Senate debates
Tuesday, 3 March 2015
Adjournment
Gender Equality, Domestic Violence
7:40 pm
Sue Lines (WA, Australian Labor Party) Share this | Link to this | Hansard source
I rise tonight to speak about Australian women on the day we celebrated the United Nations International Women's Day in this parliament. I want to talk about two areas which significantly hold women back: the gender pay gap and partner violence.
First to the gender pay gap. Australia's gender pay gap is at a 20-year high. Western Australia leads the nation in its shameful, almost-26-per-cent gender pay gap. This has nothing to do with the mining boom but more to do with unfair industrial legislation which the state Liberals introduced in the 1990s, and Western Australian women have never caught up. The harsh and unfair laws that the Liberals in Western Australia introduced enabled employers to offer individual contracts with pay and conditions which undermined and undercut award conditions for the very first time in Australia since the introduction of the arbitration system. What a shameful record for WA to hold—to have reduced women's pay, which has made it much harder for women in Western Australia to close the pay gap. And the gap in Western Australia has just grown. This was a shameful act by Western Australian Liberals and, unfortunately, it has been repeated by the Abbott government, as it has also actively contributed to the increasing gap between men's and women's wages
The gender pay gap now at a 20-year high and the Abbott government has done nothing to close the gender pay gap; in fact, it has contributed to it getting worse. The Abbott government knocked off funds in aged care which were specifically targeted to improving wages and which would have given increases to the predominantly female aged-care workforce. The Abbott government knocked off the Early Years Quality Fund, which would have boosted the very low wages of predominantly women workers who are early childhood professionals. And in its latest move, the Abbott government has reduced the hourly rates of cleaners through knocking off the Commonwealth Cleaning Services Guidelines. The Abbott government has refused to bargain with public sector workers in good faith, putting out wage offers which cut conditions or, worse still, use cuts in conditions to fund wage offers.

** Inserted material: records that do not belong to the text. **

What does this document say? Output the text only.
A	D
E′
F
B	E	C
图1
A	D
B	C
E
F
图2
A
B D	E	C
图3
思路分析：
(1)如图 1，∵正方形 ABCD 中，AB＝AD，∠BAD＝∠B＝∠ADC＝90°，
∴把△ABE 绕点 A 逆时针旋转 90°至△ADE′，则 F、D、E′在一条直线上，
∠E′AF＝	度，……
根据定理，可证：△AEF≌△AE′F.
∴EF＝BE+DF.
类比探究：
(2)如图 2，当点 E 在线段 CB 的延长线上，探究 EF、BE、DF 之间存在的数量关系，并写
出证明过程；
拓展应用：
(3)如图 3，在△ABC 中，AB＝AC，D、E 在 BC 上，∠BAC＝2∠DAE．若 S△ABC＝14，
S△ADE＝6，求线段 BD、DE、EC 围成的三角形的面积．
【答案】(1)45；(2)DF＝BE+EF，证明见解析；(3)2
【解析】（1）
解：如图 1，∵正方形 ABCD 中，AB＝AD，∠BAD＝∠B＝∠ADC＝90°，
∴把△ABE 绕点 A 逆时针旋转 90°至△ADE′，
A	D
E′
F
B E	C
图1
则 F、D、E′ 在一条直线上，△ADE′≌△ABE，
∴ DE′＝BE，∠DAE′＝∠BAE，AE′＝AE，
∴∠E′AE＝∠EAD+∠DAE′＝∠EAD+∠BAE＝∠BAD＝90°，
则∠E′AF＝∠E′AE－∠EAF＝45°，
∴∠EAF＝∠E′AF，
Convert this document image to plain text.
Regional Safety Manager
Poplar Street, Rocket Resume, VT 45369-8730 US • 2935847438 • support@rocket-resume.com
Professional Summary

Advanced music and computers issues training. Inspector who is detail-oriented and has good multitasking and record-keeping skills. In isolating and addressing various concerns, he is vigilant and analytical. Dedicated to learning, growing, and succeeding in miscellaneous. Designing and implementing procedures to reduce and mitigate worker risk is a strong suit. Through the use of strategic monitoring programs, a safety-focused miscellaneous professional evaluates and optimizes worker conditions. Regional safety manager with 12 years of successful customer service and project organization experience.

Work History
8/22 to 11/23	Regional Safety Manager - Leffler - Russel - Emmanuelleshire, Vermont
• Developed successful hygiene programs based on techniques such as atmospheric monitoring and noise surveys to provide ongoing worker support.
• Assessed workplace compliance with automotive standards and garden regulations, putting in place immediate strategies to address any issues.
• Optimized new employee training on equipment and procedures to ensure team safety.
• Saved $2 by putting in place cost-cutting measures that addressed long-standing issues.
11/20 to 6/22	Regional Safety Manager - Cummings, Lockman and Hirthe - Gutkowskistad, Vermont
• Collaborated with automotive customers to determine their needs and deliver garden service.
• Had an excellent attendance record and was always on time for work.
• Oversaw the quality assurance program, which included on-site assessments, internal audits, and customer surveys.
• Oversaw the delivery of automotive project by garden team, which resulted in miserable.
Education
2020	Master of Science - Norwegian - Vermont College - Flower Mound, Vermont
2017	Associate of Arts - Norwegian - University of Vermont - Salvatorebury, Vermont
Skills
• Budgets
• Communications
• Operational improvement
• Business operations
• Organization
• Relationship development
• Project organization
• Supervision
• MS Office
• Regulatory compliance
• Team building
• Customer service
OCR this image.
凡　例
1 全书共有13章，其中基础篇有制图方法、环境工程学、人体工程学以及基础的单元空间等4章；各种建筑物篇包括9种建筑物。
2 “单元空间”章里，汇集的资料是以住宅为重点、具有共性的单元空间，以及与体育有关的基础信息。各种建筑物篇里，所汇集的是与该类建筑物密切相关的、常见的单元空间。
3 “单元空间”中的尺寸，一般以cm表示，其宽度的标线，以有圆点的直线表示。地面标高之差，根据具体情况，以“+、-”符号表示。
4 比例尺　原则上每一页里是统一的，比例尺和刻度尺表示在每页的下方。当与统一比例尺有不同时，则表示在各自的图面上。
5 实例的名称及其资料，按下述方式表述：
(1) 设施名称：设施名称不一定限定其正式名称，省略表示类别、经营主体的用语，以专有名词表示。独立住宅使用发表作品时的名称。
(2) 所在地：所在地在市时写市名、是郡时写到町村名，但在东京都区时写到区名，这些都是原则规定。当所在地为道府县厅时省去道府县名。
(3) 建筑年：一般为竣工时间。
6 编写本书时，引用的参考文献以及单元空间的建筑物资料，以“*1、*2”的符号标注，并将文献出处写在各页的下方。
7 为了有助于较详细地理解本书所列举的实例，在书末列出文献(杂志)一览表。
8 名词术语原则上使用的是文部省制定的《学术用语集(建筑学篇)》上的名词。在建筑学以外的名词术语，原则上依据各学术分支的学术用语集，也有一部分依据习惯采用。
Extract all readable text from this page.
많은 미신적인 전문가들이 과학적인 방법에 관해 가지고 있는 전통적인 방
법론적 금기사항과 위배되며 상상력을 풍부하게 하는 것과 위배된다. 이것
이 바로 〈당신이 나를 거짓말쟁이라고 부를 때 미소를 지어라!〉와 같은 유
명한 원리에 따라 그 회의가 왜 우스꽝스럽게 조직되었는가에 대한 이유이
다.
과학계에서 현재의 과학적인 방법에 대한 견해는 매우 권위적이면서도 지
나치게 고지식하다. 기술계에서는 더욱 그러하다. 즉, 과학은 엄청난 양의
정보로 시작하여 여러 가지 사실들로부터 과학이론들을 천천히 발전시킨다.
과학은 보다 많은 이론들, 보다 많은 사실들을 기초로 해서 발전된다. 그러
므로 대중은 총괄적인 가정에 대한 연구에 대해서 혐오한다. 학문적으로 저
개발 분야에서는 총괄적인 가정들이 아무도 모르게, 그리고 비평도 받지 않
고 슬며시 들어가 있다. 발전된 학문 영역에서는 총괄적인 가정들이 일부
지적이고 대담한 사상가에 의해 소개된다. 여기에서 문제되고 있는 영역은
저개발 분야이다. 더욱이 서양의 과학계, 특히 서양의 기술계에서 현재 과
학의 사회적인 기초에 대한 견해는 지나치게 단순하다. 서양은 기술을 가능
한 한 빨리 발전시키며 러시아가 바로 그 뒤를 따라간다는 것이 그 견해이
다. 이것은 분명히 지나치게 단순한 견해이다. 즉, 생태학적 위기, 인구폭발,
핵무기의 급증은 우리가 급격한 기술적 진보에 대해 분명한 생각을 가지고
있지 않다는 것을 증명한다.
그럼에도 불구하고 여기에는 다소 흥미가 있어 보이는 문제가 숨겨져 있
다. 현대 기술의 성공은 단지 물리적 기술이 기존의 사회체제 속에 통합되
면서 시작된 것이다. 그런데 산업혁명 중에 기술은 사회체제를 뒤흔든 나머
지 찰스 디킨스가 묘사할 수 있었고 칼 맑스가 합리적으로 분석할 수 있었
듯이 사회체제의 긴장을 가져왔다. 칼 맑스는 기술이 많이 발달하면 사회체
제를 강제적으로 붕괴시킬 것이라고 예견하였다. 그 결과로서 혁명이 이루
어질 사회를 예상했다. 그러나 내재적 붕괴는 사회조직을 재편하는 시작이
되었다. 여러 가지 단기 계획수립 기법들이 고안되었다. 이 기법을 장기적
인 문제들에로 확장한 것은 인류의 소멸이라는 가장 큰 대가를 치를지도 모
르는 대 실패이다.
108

Public servants are overwhelmingly rejecting these unfair offers and Senator Abetz's own Department of Employment—the experts in industrial relations—recently voted almost 100 per cent against their paltry offer. There is an attack on penalty rates, which the government is leading, to slash the take home pay of many women workers, such as nurses—particularly penalty-rate workers across the service sector
And on domestic violence the Abbott government's record is no better. Mr Abbott said he would be implementing new measures to fight domestic and family violence. Unfortunately, his government has cut national funding which supported family violence prevention services entirely. The worst affected area is Indigenous women and children all over Australia; that group has the highest rate of family violence. The Abbott government has cut funding to community legal services all over Australia—more than $6 million in this area. The Abbott government has cut all federal funding for the Men's Behaviour Change program. Relationships Australia has been forced to reallocate money due to this cut. The Abbott government has slashed funding and given no long-term certainty on funding to homelessness and crisis accommodation. The Abbott government has ensured that specialist staff across the country that are trained in assisting victims of domestic violence will be displaced—almost $300 million worth of cuts.
And Rosie Batty, the Australian of the Year, a shocking victim of domestic violence, has called Mr Abbott's comments and actions contradictory and hypocritical. She has called it a double standard. I am with Rosie Batty: the time for words is over. Now is a time for action, and that action starts with restoring funding and acting to genuinely reduce the gender pay gap.